I tried to use the graphics in OOo - couldn't get along with it. I used QCad a bit, was good once I understood how it works. Also I occasionally use XFig. You have to make good use of layers for it to be really effective.
If you are doing front panel layout, Front Panel Designer is good, though they want you to buy their fab service.
Interesting that you liked InkScape- I have been wrestling with Adobe Illustrator for the last four hours, and while I can do some fantastic things quickly with it, I feel as though it is controlling me, rather than the other way around.:arghh:

That was my experience with the early versions of Word up to Word 2007 (I think). The capability is still there, but like I said, the context sensitive menus make WordDraw all but impossible to use.

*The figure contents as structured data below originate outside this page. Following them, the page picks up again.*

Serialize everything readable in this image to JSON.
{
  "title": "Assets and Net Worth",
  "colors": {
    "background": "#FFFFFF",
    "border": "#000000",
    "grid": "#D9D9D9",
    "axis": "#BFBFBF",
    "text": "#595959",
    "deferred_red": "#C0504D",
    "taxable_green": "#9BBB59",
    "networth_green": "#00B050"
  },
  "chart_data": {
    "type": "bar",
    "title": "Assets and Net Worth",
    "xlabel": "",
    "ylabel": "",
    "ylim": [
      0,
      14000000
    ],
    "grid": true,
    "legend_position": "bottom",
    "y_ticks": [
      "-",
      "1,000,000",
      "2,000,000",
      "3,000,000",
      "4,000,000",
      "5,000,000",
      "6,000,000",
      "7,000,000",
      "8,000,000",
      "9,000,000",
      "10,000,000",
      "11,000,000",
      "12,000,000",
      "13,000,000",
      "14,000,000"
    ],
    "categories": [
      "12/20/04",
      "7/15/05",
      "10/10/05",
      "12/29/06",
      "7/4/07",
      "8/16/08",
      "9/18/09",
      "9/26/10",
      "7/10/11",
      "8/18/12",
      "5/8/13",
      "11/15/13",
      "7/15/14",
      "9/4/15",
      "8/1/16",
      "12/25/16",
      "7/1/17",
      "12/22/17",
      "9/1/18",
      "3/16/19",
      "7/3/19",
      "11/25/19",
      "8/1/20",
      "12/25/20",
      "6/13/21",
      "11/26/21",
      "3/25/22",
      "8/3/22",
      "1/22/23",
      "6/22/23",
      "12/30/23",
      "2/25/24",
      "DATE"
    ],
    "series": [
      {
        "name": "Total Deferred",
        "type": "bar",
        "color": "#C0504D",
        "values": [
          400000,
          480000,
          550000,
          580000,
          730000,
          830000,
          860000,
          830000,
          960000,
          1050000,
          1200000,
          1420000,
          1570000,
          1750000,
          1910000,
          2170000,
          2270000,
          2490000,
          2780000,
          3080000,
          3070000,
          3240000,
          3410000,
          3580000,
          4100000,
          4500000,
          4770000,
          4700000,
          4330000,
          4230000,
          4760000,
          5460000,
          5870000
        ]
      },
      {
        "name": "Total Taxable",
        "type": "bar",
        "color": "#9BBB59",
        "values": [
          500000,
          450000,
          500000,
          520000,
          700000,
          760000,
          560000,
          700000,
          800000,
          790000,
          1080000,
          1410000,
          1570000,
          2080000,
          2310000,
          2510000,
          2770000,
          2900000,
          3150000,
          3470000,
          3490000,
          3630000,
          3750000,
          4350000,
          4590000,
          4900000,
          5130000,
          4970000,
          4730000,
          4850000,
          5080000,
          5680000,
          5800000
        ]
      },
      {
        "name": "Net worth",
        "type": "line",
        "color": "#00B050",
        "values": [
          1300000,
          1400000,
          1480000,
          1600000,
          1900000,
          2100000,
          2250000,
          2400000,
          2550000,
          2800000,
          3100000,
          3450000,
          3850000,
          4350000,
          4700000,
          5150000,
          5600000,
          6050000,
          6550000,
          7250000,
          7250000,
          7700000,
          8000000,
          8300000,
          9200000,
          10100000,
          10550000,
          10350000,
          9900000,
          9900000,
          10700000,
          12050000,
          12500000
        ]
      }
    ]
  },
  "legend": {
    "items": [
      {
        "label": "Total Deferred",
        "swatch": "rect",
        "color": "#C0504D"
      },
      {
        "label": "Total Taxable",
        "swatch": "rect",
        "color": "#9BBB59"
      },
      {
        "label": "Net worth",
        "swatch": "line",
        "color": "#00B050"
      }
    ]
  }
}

Not familiar with the other packages you mention.

spec
 

throbscottle

Well-Known Member
Ah, my mistake, I thought you'd said you'd used OOo (Open Office .org).
Getting used to using vectors is all a bit alien when you get beyond the stuff Word et al gives you. Once you "get it" of course, it's brilliant!
I use Linux so I'm used to stuff that comes with it and rarely needing to look further. I think QCad is available for windows, and Front Panel Designer is a windows program (I run it using wine) and if you wanted to try Xfig you would probably need cygwin as I don't think there's a windows version. They're all free anyway.
If it's diagrams you are drawing (which I believe was Visio's original purpose) you can do worse than Dia, which also has libraries of standard symbols for various things. Again, you'd probably need cygwin (of which I have exactly no experience btw).
 

tomizett

Active Member
I've heard good things about Dia, too, although I've not tried it myself.
QCad has now parted company from its originators Ribbonsoft and become a wholly open project LibreCad... although in my opinion it's been spoiled a bit (or perhaps I just need to re-read the manual).
For myself, my all my vector drawing is done in the venerable TGIF - which I love - but I'm pretty sure that's Linux/UNIX-only.